Whatever it was, the Strom Wacht were confident they could stop it with their
"superior" firepower, although that was an adjective used exclusively by their officers.
Still, not a man among them was not astonished when the massive battleship appeared around the bend about two miles away, its stacks belching black smoke nonstop from engines going at top speed, its decks bristling with men, its turrets swinging nine enormous gun barrels.
Almost lost in the spectacle were the eleven gun barges following dutifully behind the battlewagon. Their crews too were at battle stations, the tank turrets turned out at 45-degrees, their MLRS tubes lowered to the most extreme firing angle.

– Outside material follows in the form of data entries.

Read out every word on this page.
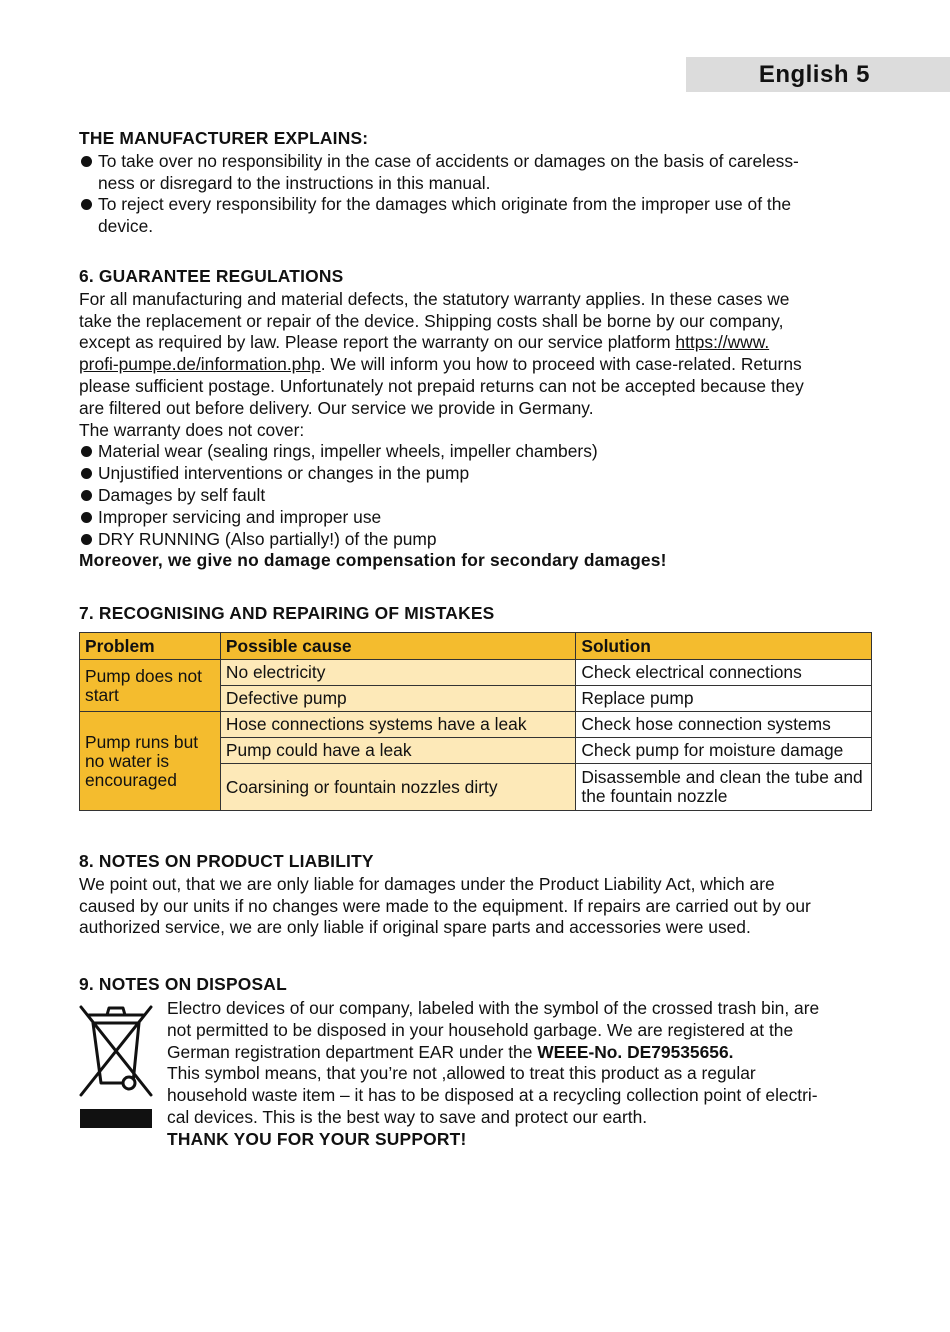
English 5
THE MANUFACTURER EXPLAINS:
To take over no responsibility in the case of accidents or damages on the basis of careless-
ness or disregard to the instructions in this manual.
To reject every responsibility for the damages which originate from the improper use of the
device.
6. GUARANTEE REGULATIONS
For all manufacturing and material defects, the statutory warranty applies. In these cases we
take the replacement or repair of the device. Shipping costs shall be borne by our company,
except as required by law. Please report the warranty on our service platform https://www.
profi-pumpe.de/information.php. We will inform you how to proceed with case-related. Returns
please sufficient postage. Unfortunately not prepaid returns can not be accepted because they
are filtered out before delivery. Our service we provide in Germany.
The warranty does not cover:
Material wear (sealing rings, impeller wheels, impeller chambers)
Unjustified interventions or changes in the pump
Damages by self fault
Improper servicing and improper use
DRY RUNNING (Also partially!) of the pump
Moreover, we give no damage compensation for secondary damages!
7. RECOGNISING AND REPAIRING OF MISTAKES
Problem	Possible cause	Solution
Pump does not start	No electricity	Check electrical connections
	Defective pump	Replace pump
Pump runs but no water is encouraged	Hose connections systems have a leak	Check hose connection systems
	Pump could have a leak	Check pump for moisture damage
	Coarsining or fountain nozzles dirty	Disassemble and clean the tube and the fountain nozzle
8. NOTES ON PRODUCT LIABILITY
We point out, that we are only liable for damages under the Product Liability Act, which are
caused by our units if no changes were made to the equipment. If repairs are carried out by our
authorized service, we are only liable if original spare parts and accessories were used.
9. NOTES ON DISPOSAL
Electro devices of our company, labeled with the symbol of the crossed trash bin, are
not permitted to be disposed in your household garbage. We are registered at the
German registration department EAR under the WEEE-No. DE79535656.
This symbol means, that you’re not ,allowed to treat this product as a regular
household waste item – it has to be disposed at a recycling collection point of electri-
cal devices. This is the best way to save and protect our earth.
THANK YOU FOR YOUR SUPPORT!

It was not shaping up to be a typical, quantity-vs.-quality military engagement. It was more like "quantity-vs.-quantity." The NS troops were capable of launching almost 125 tons of ordnance at the battleship once it came into range; the ship and the gun barges could hurl nearly 95 tons back.
The NS troops had the advantage of fighting from fixed as opposed to floating positions, and they had command of terrain on both sides of the river.
The Nazi troops on the bridge were mystified then when they saw the battleship seemingly come to a dead stop about a mile and a half away. They had been prepared to stop the ship from running under the bridge, setting up such a gauntlet of weapons that the ship would be a battered hulk before it even reached the bridge. Now, by stopping dead in the water, it seemed as if the ship was committing one of the world's worst nautical errors: losing momentum.
But as the NS troops prepared their weapons to fire on signal from their commanders, they saw the massive warship begin to turn slowly to the right, its turrets turning one way as its hull turned the other.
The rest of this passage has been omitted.